Origins uses prerendered backgrounds much like the first title, but some times it can be difficult to find entrances and exits in the backgrounds. In some cases just navigating the over world can be difficult because you are not sure where you are able to walk. Your movement speed is faster then a typical RPG. Sagi is able to use his wings to dash, but doing so uses up his stamina. Maintaining his stamina in dungeons is important because if an enemy attacks you when you are out of stamina they will have an advantage in battle. Sagi’s wings remove ladder climbing by allowing him to quickly jump up or down long distances safely. His wings also allow him to jump between large gaps, but these places are preset and can be difficult to find at times. Origins hits and misses with some of its dungeon designs. Some of the puzzles are unique and interesting like in the first title, but many are bland or have been over done ie: light reflecting, water level changing, etc.
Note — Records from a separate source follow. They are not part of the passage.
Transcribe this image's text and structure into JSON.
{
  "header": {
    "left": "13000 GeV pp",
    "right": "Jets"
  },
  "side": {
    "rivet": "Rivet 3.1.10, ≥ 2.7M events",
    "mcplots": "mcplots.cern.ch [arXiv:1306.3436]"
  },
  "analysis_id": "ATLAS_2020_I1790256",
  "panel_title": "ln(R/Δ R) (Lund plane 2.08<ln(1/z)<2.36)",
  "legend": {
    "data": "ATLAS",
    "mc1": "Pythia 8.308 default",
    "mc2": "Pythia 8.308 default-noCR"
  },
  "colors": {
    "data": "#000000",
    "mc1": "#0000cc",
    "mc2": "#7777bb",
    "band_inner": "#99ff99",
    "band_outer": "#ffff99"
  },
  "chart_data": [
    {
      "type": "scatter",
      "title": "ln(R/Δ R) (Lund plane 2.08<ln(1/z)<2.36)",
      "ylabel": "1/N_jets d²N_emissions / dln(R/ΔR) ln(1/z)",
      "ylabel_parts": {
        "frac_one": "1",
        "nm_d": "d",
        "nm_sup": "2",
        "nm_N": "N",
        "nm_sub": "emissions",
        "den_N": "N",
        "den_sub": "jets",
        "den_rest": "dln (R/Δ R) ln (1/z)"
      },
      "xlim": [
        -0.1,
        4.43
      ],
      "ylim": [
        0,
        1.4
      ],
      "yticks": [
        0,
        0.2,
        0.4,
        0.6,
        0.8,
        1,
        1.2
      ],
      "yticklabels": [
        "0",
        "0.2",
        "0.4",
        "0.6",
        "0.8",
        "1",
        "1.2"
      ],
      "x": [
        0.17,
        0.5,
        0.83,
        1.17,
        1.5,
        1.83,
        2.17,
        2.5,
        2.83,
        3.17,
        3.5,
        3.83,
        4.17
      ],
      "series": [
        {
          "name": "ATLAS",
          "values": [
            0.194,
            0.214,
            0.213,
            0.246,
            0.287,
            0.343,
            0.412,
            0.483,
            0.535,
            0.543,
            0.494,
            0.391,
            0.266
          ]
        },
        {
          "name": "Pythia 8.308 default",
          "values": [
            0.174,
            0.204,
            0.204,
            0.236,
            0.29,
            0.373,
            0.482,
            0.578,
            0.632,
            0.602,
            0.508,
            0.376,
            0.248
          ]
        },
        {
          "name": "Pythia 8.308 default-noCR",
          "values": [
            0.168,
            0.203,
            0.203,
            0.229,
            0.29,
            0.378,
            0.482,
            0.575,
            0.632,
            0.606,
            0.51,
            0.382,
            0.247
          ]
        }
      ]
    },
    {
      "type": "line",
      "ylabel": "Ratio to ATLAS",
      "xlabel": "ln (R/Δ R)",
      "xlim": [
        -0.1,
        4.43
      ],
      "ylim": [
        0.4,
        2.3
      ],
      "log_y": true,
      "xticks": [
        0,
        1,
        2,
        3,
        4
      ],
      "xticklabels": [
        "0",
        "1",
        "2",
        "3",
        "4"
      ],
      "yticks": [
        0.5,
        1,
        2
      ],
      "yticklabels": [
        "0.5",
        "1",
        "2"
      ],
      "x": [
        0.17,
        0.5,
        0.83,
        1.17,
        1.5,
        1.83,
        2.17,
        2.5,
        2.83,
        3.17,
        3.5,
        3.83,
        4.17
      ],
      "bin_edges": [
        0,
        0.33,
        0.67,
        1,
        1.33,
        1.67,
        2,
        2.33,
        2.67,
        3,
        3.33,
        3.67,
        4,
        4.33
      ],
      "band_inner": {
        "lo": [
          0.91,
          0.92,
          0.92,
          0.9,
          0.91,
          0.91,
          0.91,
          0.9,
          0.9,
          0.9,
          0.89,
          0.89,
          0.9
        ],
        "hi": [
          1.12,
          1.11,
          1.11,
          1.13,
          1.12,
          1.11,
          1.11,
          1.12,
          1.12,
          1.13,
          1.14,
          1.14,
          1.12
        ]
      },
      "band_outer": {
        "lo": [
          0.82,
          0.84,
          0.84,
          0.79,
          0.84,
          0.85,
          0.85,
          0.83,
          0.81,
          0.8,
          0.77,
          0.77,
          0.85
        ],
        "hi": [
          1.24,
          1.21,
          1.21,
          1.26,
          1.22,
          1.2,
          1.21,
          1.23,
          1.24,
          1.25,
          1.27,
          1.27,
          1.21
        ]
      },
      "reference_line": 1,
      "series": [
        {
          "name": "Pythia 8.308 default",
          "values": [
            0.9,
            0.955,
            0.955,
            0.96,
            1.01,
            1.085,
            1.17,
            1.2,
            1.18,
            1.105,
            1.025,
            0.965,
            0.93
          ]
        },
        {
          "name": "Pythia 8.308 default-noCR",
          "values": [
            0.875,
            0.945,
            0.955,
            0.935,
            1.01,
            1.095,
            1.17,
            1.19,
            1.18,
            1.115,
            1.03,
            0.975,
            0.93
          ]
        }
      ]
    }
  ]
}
As mentioned before, Origins uses prerendered backgrounds. Because Origins takes place in the same world as the original, you will tread on a lot of familiar ground. The art style still holds up fairly well today, but a good amount of the back drops are a bit blurry. Some of the new areas look great including a town thats backgrounds consist entirely of clay models, but on the other hand a lot the new areas are typical RPG fare and are bland. Many of the more interesting areas from the first game don’t make an appearance either, which is a bit disappointing. Character models look decent, but many of the models don’t exactly match up with characters portraits. Most of the NPCs used are recycled character models from the original title. Overall there is not much of a improvement from the first game visually. On the other hand Origins’ voice acting is superior to the original, but you will still hear some voices, mainly that of the children, which will make you want to mute your T.V. Thankfully the opposite can be said for Origins’ sound track; it does come up a bit short compared to the originals, but it is far from terrible. Some familiar songs return and some are remixed. Quite a few new tracks appear as well and their presence is welcome, but they never hit the level of the originals sound track.
As with most RPGs, Baten Kaitos Origins takes around fifty hours to complete if you take your time through the main quest and stop and dabble in some side quests. There’s a Colosseum with preset matches in which you can fight along with some quests where you can get some extra cards for battle. Optional boss battles are available and if you want the real ending you will need to defeat them all before finishing the game. Last and probably the least is New Game + which is simply restarting the game with certain aspects of your past file transferring over. Needless to say, Baten Kaitos Origins probably isn’t a title you will be popping into your Gamecube or Wii much after the credits have rolled.
Origins definitely isn’t the best RPG on the Gamecube, but it is a good one and complements the system’s small RPG library fairly well. If you can get over the less then stellar voice acting and some typical JRPG drama then you should give Baten Kaitos: Origins a shot. Fans of the first Baten Kaitos may not like the new battle system, but those who did not like the original may find a new light in Origins’ battle system. The games graphics consist of a lot of recycled assets which make it feels like a budget title, and indeed you should probably pay a budget price for it. amazon.com is currently selling Baten Kaitos Origins for around $20.00 new so it is definitely worth the price for anyone looking for a JRPG with a twist on the combat system.